Al-Abboud ignoriert auch eine sehr viel naheliegendere Erklärung für die von ihr ausgemachte Islamophobie mittelalterlicher und frühneuzeitlicher christlicher Quellen. Die Kontakte des Okzidents mit dem Orient waren meist kriegerischer Natur, und entsprechend fiel der Tenor aus. Umgekehrt funktionierte das genauso, wie Maalouf in 'Der Heilige Krieg der Barbaren' gezeigt hat. Die Muslime kannten die Christen ebenfalls v.a. aus kriegerischen Zusammenstößen, folglich äußerten sich ihre Chronisten nicht positiver über sie. Wie es scheint, taugen Kriege nicht als Mittel zur Völkerverständigung.

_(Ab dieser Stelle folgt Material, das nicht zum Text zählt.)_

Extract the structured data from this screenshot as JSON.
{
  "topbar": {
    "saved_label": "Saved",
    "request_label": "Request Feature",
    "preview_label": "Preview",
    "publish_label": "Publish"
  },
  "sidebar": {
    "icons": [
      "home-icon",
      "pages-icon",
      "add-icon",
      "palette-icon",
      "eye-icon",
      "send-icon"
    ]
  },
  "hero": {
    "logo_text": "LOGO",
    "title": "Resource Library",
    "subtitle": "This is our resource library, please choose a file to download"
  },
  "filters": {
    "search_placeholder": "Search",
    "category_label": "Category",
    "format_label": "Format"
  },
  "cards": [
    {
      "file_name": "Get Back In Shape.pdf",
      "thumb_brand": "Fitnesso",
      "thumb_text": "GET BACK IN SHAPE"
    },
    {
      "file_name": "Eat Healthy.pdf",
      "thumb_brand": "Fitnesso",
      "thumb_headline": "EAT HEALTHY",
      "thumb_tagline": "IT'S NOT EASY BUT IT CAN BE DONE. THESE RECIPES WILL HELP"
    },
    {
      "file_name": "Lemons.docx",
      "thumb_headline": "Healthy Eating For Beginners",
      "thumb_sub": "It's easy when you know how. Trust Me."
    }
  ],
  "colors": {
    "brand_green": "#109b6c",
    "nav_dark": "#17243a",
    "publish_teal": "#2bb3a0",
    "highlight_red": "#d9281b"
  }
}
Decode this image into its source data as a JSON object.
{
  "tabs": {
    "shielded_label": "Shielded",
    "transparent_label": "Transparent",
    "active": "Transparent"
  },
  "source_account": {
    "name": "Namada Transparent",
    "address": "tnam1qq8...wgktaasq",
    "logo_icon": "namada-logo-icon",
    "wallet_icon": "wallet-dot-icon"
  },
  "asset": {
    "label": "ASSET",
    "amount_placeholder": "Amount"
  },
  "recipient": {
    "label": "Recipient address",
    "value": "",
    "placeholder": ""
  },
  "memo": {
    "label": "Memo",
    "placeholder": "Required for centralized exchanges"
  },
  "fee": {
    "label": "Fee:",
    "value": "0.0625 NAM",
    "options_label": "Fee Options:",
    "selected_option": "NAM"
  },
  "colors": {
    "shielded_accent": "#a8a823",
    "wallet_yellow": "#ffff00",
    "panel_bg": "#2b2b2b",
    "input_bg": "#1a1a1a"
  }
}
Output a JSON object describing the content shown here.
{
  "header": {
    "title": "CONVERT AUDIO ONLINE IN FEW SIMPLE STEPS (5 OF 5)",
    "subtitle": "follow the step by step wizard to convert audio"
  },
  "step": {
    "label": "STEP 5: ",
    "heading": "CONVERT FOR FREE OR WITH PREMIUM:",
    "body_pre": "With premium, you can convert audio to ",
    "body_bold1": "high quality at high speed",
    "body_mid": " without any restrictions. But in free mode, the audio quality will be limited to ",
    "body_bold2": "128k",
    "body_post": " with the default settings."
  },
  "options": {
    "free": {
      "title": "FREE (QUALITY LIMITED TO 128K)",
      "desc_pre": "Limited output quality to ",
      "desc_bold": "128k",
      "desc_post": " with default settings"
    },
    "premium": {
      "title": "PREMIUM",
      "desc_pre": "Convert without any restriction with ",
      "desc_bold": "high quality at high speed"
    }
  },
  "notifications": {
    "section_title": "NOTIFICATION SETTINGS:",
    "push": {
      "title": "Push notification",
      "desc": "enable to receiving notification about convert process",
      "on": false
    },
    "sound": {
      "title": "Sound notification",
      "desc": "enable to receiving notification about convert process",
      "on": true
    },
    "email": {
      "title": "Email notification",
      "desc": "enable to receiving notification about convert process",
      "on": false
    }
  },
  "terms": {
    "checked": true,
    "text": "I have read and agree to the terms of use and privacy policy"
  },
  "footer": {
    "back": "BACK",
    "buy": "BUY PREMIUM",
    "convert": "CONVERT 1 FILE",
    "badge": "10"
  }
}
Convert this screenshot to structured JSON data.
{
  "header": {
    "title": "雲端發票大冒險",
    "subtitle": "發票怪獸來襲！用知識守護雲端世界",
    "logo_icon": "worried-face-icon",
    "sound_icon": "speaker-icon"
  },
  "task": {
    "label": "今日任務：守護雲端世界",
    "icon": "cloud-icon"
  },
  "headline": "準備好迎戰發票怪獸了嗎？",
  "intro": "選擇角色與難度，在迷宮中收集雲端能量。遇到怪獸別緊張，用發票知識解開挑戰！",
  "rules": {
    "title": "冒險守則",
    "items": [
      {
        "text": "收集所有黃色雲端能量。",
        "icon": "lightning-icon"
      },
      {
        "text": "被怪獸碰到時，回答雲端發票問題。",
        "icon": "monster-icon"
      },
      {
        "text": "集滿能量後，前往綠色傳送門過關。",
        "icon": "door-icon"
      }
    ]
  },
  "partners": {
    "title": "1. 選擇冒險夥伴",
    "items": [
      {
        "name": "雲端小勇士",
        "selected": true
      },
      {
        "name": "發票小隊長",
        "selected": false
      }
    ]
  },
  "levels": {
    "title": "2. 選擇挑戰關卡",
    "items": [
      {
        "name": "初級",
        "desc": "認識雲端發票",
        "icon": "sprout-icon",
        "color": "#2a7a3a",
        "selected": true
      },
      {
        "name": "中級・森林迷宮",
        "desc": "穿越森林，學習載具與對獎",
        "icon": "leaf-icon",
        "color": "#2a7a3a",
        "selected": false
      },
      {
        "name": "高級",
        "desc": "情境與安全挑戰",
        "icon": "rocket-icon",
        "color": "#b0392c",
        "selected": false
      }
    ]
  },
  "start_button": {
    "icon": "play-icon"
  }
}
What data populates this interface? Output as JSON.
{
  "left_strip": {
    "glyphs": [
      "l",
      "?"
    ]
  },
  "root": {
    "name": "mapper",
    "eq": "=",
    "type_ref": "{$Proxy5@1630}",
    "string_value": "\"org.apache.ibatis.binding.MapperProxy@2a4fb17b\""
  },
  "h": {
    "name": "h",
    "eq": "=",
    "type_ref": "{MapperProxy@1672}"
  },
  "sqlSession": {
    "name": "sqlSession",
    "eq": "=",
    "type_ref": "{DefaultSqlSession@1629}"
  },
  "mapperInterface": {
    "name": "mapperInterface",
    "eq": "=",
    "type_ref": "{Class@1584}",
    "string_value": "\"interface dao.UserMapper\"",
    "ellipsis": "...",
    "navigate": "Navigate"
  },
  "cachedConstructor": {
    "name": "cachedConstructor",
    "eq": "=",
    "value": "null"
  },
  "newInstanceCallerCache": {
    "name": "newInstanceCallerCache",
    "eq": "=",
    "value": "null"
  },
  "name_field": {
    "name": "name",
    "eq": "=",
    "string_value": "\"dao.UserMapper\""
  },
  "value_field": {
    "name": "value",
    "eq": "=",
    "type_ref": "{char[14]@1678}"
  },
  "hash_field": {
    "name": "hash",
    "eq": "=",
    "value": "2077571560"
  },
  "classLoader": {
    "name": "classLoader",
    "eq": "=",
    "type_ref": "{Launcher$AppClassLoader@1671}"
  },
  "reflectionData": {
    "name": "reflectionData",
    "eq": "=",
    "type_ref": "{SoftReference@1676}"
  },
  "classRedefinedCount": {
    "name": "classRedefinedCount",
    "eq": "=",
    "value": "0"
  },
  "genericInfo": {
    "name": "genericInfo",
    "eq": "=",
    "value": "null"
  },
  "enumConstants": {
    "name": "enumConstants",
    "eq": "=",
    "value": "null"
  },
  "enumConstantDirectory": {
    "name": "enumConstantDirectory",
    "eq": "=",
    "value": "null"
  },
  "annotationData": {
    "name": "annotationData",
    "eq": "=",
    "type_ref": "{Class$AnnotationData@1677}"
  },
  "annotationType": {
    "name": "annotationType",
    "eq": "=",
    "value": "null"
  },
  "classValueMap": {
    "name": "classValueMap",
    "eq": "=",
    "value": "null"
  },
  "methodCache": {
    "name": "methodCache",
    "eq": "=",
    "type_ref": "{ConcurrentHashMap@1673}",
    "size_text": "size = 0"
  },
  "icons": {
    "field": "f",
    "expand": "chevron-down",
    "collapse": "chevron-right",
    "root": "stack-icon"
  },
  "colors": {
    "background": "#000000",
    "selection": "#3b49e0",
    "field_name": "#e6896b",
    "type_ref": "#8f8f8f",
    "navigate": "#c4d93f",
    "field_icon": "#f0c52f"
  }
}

Und damit ist noch nichts gesagt über Al-Abbouds Ansinnen, eine bruchfreie Linie ziehen zu wollen von der Kreuzzugspropaganda eines Bernhard von Clairvaux zu der Zustimmung, die eine Marine Le Pen bei Wahlen erfährt. Das ist die identitätspolitische Komponente: das Bild des Weißen, der Rassist sein muss, ob er will oder nicht, ob er es bemerkt oder nicht, weil seine Kultur strukturell rassistisch sei. Wie kam es dann aber zu Phänomenen wie der Turquerie? Über Jahrhunderte war alles Orientalische in der Oberschicht v.a. Frankreichs und Englands positiv besetzt. Es herrschte eine regelrechte Begeisterung für den Orient. Man verschlang alles, was man an Literatur in die Finger bekam, erstand Möbel, Kunstwerke und Pflanzen, kleidete sich mitunter sogar orientalisch. Sieht so jahrhundertalte Islamophobie aus?